Il est vrai que le Prix Goncourt fait vendre. Il m’a valu de recevoir en cadeau « La Carte et le Territoire », roman de Michel Houellebecq (Flammarion, 2010), et il m’a donné envie de le lire.
Je n’avais jamais lu Houellebecq. Cette première expérience m’a étonné. Le livre fait entrer l’auteur dans son cadre : l’écrivain est l’un des principaux personnages du roman. Le peintre Jed Martin lui a demandé de préfacer le catalogue de son exposition, qui connait un succès tel que les œuvres se vendent pour des centaines de milliers d’euros. En remerciement, le romancier reçoit son portrait et, avec lui, son arrêt de mort : il sera sauvagement assassiné par le voleur de l’œuvre.
Le livre sort du cadre : commencé vers 2010, il se termine vers 2040, à la mort de Jed Martin. La France est redevenue un pays rural, tout entier consacré au tourisme vert pour une clientèle internationale dont les Chinois représentent une notable proportion.
Les deux personnages principaux, Jed Martin et Michel Houellebecq, sont présentés comme des misanthropes accablés de solitude et, dans le cas de Houellebecq, sérieusement alcooliques. Ils n’ont pas, pourtant, de penchant suicidaire : lorsque le père de Jed fait part à son fils de son intention de recourir aux services de Dignitas pour interrompre sa vie, Jed tente de l’en dissuader ; lorsque son père a mis son projet à exécution, Jed passe à tabac une employée de la clinique dans un accès de furie.
On trouve dans le livre une fascination pour les procédés industriels et les mécanismes de marché. Les objets tiennent beaucoup de place dans la vie de Jed, une belle voiture, un vêtement agréable à porter, plus de place probablement que la belle Olga devenue son amante. C’est au point que Jed peint des objets, tels que des cartes de géographie, avant de connaître la gloire en représentant ceux qui produisent ces objets. La carte est plus intéressante que le territoire, dit-il.
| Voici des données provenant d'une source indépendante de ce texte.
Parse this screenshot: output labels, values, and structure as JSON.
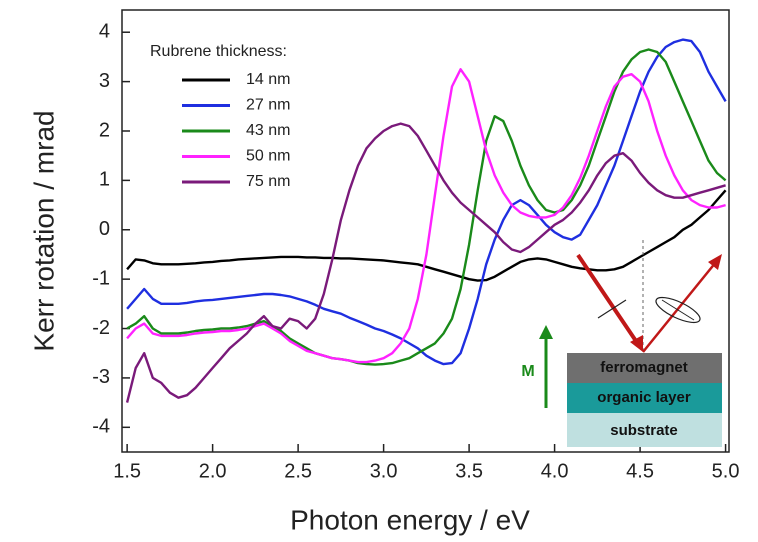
{
  "chart_data": {
    "type": "line",
    "x_label": "Photon energy / eV",
    "y_label": "Kerr rotation / mrad",
    "legend_title": "Rubrene thickness:",
    "annotations": [
      "ferromagnet",
      "organic layer",
      "substrate",
      "M"
    ],
    "xlim": [
      1.47,
      5.02
    ],
    "ylim": [
      -4.5,
      4.45
    ],
    "xticks": [
      1.5,
      {
        "value": 2,
        "label": "2.0"
      },
      2.5,
      {
        "value": 3,
        "label": "3.0"
      },
      3.5,
      {
        "value": 4,
        "label": "4.0"
      },
      4.5,
      {
        "value": 5,
        "label": "5.0"
      }
    ],
    "yticks": [
      -4,
      -3,
      -2,
      -1,
      0,
      1,
      2,
      3,
      4
    ],
    "x": [
      1.5,
      1.55,
      1.6,
      1.65,
      1.7,
      1.75,
      1.8,
      1.85,
      1.9,
      1.95,
      2.0,
      2.05,
      2.1,
      2.15,
      2.2,
      2.25,
      2.3,
      2.35,
      2.4,
      2.45,
      2.5,
      2.55,
      2.6,
      2.65,
      2.7,
      2.75,
      2.8,
      2.85,
      2.9,
      2.95,
      3.0,
      3.05,
      3.1,
      3.15,
      3.2,
      3.25,
      3.3,
      3.35,
      3.4,
      3.45,
      3.5,
      3.55,
      3.6,
      3.65,
      3.7,
      3.75,
      3.8,
      3.85,
      3.9,
      3.95,
      4.0,
      4.05,
      4.1,
      4.15,
      4.2,
      4.25,
      4.3,
      4.35,
      4.4,
      4.45,
      4.5,
      4.55,
      4.6,
      4.65,
      4.7,
      4.75,
      4.8,
      4.85,
      4.9,
      4.95,
      5.0
    ],
    "series": [
      {
        "name": "14 nm",
        "color": "#000000",
        "values": [
          -0.8,
          -0.6,
          -0.62,
          -0.68,
          -0.7,
          -0.7,
          -0.7,
          -0.69,
          -0.68,
          -0.66,
          -0.65,
          -0.63,
          -0.62,
          -0.6,
          -0.59,
          -0.58,
          -0.57,
          -0.56,
          -0.55,
          -0.55,
          -0.55,
          -0.56,
          -0.56,
          -0.57,
          -0.57,
          -0.58,
          -0.58,
          -0.59,
          -0.6,
          -0.61,
          -0.62,
          -0.64,
          -0.66,
          -0.68,
          -0.7,
          -0.75,
          -0.8,
          -0.85,
          -0.9,
          -0.95,
          -1.0,
          -1.03,
          -1.02,
          -0.95,
          -0.85,
          -0.75,
          -0.65,
          -0.6,
          -0.58,
          -0.6,
          -0.65,
          -0.7,
          -0.75,
          -0.78,
          -0.8,
          -0.82,
          -0.82,
          -0.8,
          -0.75,
          -0.65,
          -0.55,
          -0.45,
          -0.35,
          -0.25,
          -0.15,
          0.0,
          0.1,
          0.25,
          0.4,
          0.6,
          0.8
        ]
      },
      {
        "name": "27 nm",
        "color": "#1f2fe0",
        "values": [
          -1.6,
          -1.4,
          -1.2,
          -1.4,
          -1.5,
          -1.5,
          -1.5,
          -1.48,
          -1.45,
          -1.43,
          -1.42,
          -1.4,
          -1.38,
          -1.36,
          -1.34,
          -1.32,
          -1.3,
          -1.3,
          -1.32,
          -1.35,
          -1.4,
          -1.45,
          -1.52,
          -1.6,
          -1.65,
          -1.7,
          -1.78,
          -1.85,
          -1.92,
          -2.0,
          -2.05,
          -2.12,
          -2.2,
          -2.3,
          -2.4,
          -2.55,
          -2.65,
          -2.72,
          -2.7,
          -2.5,
          -2.0,
          -1.4,
          -0.7,
          -0.2,
          0.2,
          0.5,
          0.6,
          0.5,
          0.3,
          0.1,
          -0.05,
          -0.15,
          -0.2,
          -0.1,
          0.2,
          0.5,
          0.9,
          1.3,
          1.8,
          2.3,
          2.8,
          3.2,
          3.5,
          3.7,
          3.8,
          3.85,
          3.82,
          3.6,
          3.2,
          2.9,
          2.6
        ]
      },
      {
        "name": "43 nm",
        "color": "#1a8a1a",
        "values": [
          -2.0,
          -1.9,
          -1.75,
          -2.0,
          -2.1,
          -2.1,
          -2.1,
          -2.08,
          -2.05,
          -2.03,
          -2.02,
          -2.0,
          -2.0,
          -1.98,
          -1.95,
          -1.9,
          -1.85,
          -1.95,
          -2.05,
          -2.2,
          -2.3,
          -2.4,
          -2.5,
          -2.55,
          -2.6,
          -2.62,
          -2.65,
          -2.7,
          -2.72,
          -2.73,
          -2.72,
          -2.7,
          -2.65,
          -2.6,
          -2.5,
          -2.4,
          -2.3,
          -2.1,
          -1.8,
          -1.2,
          -0.3,
          0.8,
          1.8,
          2.3,
          2.2,
          1.8,
          1.3,
          0.9,
          0.6,
          0.4,
          0.35,
          0.4,
          0.6,
          0.9,
          1.3,
          1.8,
          2.3,
          2.8,
          3.2,
          3.45,
          3.6,
          3.65,
          3.6,
          3.4,
          3.0,
          2.6,
          2.2,
          1.8,
          1.4,
          1.15,
          1.0
        ]
      },
      {
        "name": "50 nm",
        "color": "#ff22ff",
        "values": [
          -2.2,
          -2.0,
          -1.9,
          -2.1,
          -2.15,
          -2.15,
          -2.15,
          -2.13,
          -2.1,
          -2.08,
          -2.07,
          -2.05,
          -2.05,
          -2.03,
          -2.0,
          -1.95,
          -1.9,
          -2.0,
          -2.1,
          -2.25,
          -2.35,
          -2.45,
          -2.5,
          -2.55,
          -2.6,
          -2.62,
          -2.65,
          -2.68,
          -2.68,
          -2.65,
          -2.6,
          -2.5,
          -2.3,
          -2.0,
          -1.4,
          -0.5,
          0.7,
          1.9,
          2.9,
          3.25,
          3.0,
          2.3,
          1.6,
          1.1,
          0.75,
          0.5,
          0.35,
          0.28,
          0.25,
          0.25,
          0.3,
          0.45,
          0.7,
          1.05,
          1.5,
          2.0,
          2.5,
          2.9,
          3.1,
          3.15,
          3.0,
          2.6,
          2.0,
          1.5,
          1.1,
          0.8,
          0.6,
          0.5,
          0.45,
          0.45,
          0.5
        ]
      },
      {
        "name": "75 nm",
        "color": "#7a1a7a",
        "values": [
          -3.5,
          -2.8,
          -2.5,
          -3.0,
          -3.1,
          -3.3,
          -3.4,
          -3.35,
          -3.2,
          -3.0,
          -2.8,
          -2.6,
          -2.4,
          -2.25,
          -2.1,
          -1.9,
          -1.75,
          -1.95,
          -2.0,
          -1.8,
          -1.85,
          -2.0,
          -1.8,
          -1.3,
          -0.6,
          0.2,
          0.8,
          1.3,
          1.65,
          1.85,
          2.0,
          2.1,
          2.15,
          2.1,
          1.9,
          1.6,
          1.3,
          1.0,
          0.75,
          0.55,
          0.4,
          0.25,
          0.1,
          -0.05,
          -0.25,
          -0.4,
          -0.45,
          -0.35,
          -0.2,
          -0.05,
          0.1,
          0.2,
          0.35,
          0.55,
          0.8,
          1.1,
          1.35,
          1.5,
          1.55,
          1.4,
          1.15,
          0.95,
          0.8,
          0.7,
          0.65,
          0.65,
          0.7,
          0.75,
          0.8,
          0.85,
          0.9
        ]
      }
    ]
  }
}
L’auteur prête au père de Jed une fascination pour William Morris, un artiste, designer, écrivain, militant socialiste et fondateur d’une coopérative ouvrière de papiers peints dans la seconde moitié du dix-neuvième siècle. Morris était l’ami du préraphaélite Dante Gabriel Rossetti, avant que ce dernier devînt l’amant de sa femme Jane Burden. Comme les préraphaélites, il était passionné par la redécouverte de la nature et le rêve d’une activité industrielle redevenue artisanale qui ne l’abîmerait pas.
Michel Houellebecq est fasciné par des objets qui, comme une belle voiture, ne peuvent être produits que par une industrie sophistiquée et mondialisée. C’est pourtant à une France post industrielle – ou peut-être préraphaélite – qu’il nous incite à aspirer.
J’ai lu ce livre avec un intérêt soutenu, malgré le désespoir qui transpire et malgré les pages de descriptions plates comme un article d’encyclopédie. Lire Houellebecq ne m’a pas déçu.